One other theme I heard last week is that this housing market is actually quite normal. Most of the foreclosure problem is in CA, FL, NV and AZ. These states have been through boom and bust before. And the midwestern 'rust belt' is suffering but for a different reason - lack of jobs. It has been in a long term decline for quite a while. The rest of the country has pretty typical patterns in sales and prices for a recession. But because of the very high levels of consumer debt and the fact that that debt was sold and packaged as MBS and other forms of leveraged securities, and the fact that the housing market is moving at a national scale, unlike in past cycles, this one will be longer and deeper than before. There are signs the market will bottom out in 2009, based mostly in the CA, FL, NV, AZ markets' rapid tumble. But it will be a long flat bottom on the upturn, not a fast V-shaped recovery, mostly because credit markets are stuck but also the recession in jobs and investment will continue.

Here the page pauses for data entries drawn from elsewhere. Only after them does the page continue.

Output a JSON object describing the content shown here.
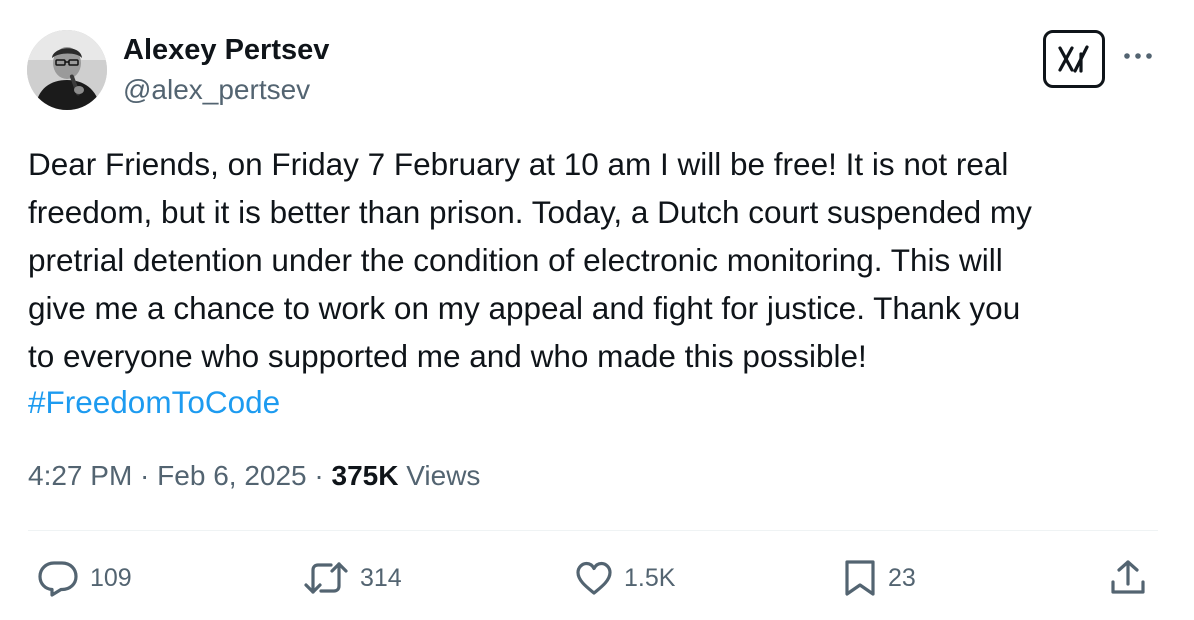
{
  "author": {
    "display_name": "Alexey Pertsev",
    "handle": "@alex_pertsev",
    "avatar_icon": "profile-photo"
  },
  "header_actions": {
    "grok_icon": "grok-icon",
    "more_icon": "more-icon"
  },
  "tweet": {
    "text": "Dear Friends, on Friday 7 February at 10 am I will be free! It is not real\nfreedom, but it is better than prison. Today, a Dutch court suspended my\npretrial detention under the condition of electronic monitoring. This will\ngive me a chance to work on my appeal and fight for justice. Thank you\nto everyone who supported me and who made this possible!",
    "hashtag": "#FreedomToCode"
  },
  "meta": {
    "time": "4:27 PM",
    "separator": " · ",
    "date": "Feb 6, 2025",
    "views_count": "375K",
    "views_label": " Views"
  },
  "actions": {
    "replies": "109",
    "reposts": "314",
    "likes": "1.5K",
    "bookmarks": "23"
  },
  "colors": {
    "text": "#0f1419",
    "secondary": "#536471",
    "link": "#1d9bf0",
    "divider": "#eff3f4"
  }
}
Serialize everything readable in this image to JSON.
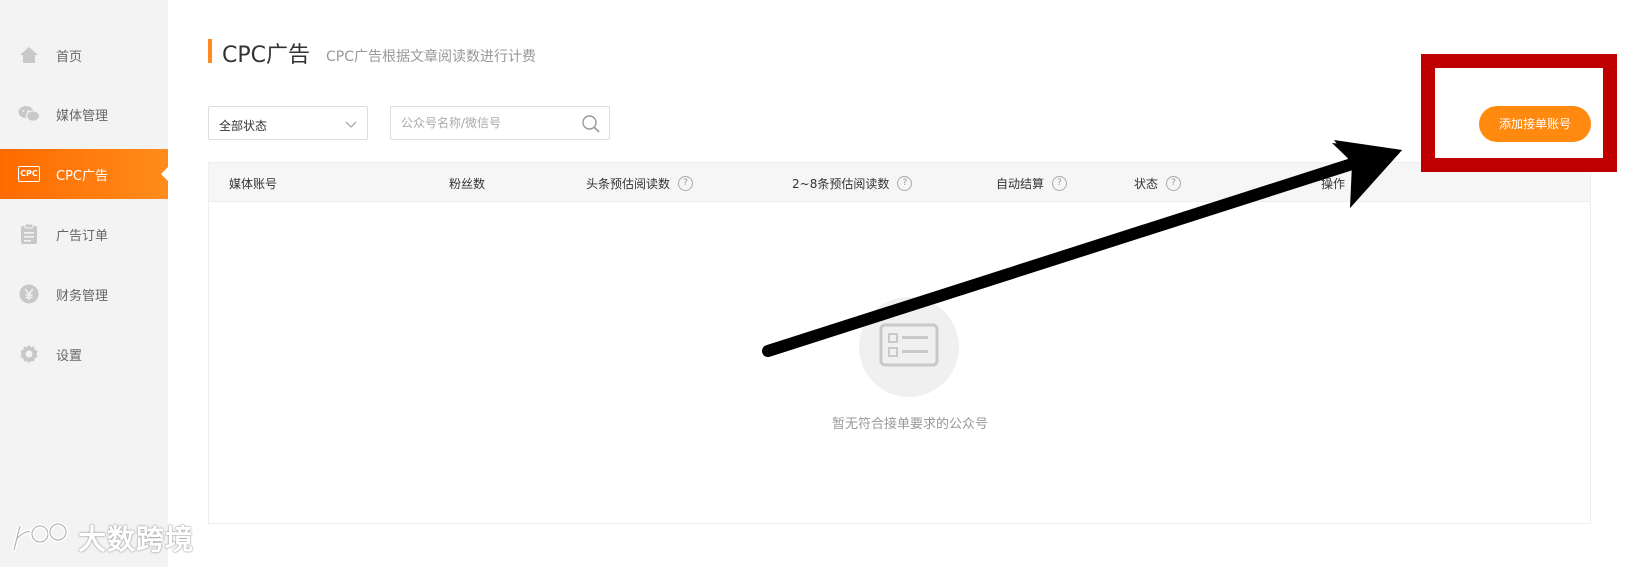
{
  "sidebar": {
    "items": [
      {
        "label": "首页",
        "icon": "home-icon"
      },
      {
        "label": "媒体管理",
        "icon": "wechat-icon"
      },
      {
        "label": "CPC广告",
        "icon": "cpc-icon",
        "badge": "CPC",
        "active": true
      },
      {
        "label": "广告订单",
        "icon": "clipboard-icon"
      },
      {
        "label": "财务管理",
        "icon": "yuan-icon"
      },
      {
        "label": "设置",
        "icon": "gear-icon"
      }
    ]
  },
  "header": {
    "title": "CPC广告",
    "subtitle": "CPC广告根据文章阅读数进行计费"
  },
  "filters": {
    "status_value": "全部状态",
    "search_placeholder": "公众号名称/微信号"
  },
  "actions": {
    "add_account_label": "添加接单账号"
  },
  "table": {
    "columns": [
      {
        "label": "媒体账号",
        "help": false
      },
      {
        "label": "粉丝数",
        "help": false
      },
      {
        "label": "头条预估阅读数",
        "help": true
      },
      {
        "label": "2~8条预估阅读数",
        "help": true
      },
      {
        "label": "自动结算",
        "help": true
      },
      {
        "label": "状态",
        "help": true
      },
      {
        "label": "操作",
        "help": false
      }
    ],
    "rows": [],
    "empty_text": "暂无符合接单要求的公众号"
  },
  "watermark": {
    "text": "大数跨境"
  },
  "colors": {
    "accent": "#ff8a0f",
    "highlight": "#c00000",
    "arrow": "#000000"
  }
}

So, the outlook is not great. Policymakers have some tough calls to make. Doing nothing seems a poor course of action. Buying pools of MBS and boosting H4H (and investing in FHA infrastructure by the way) might just be the best available option if the details can be refined. With each passing week more research is coming out, lenders are reporting on new innovations and experiments and market participants are re-evaluating prices and information. The picture is getting clearer, and whatever happens it won't be cheap.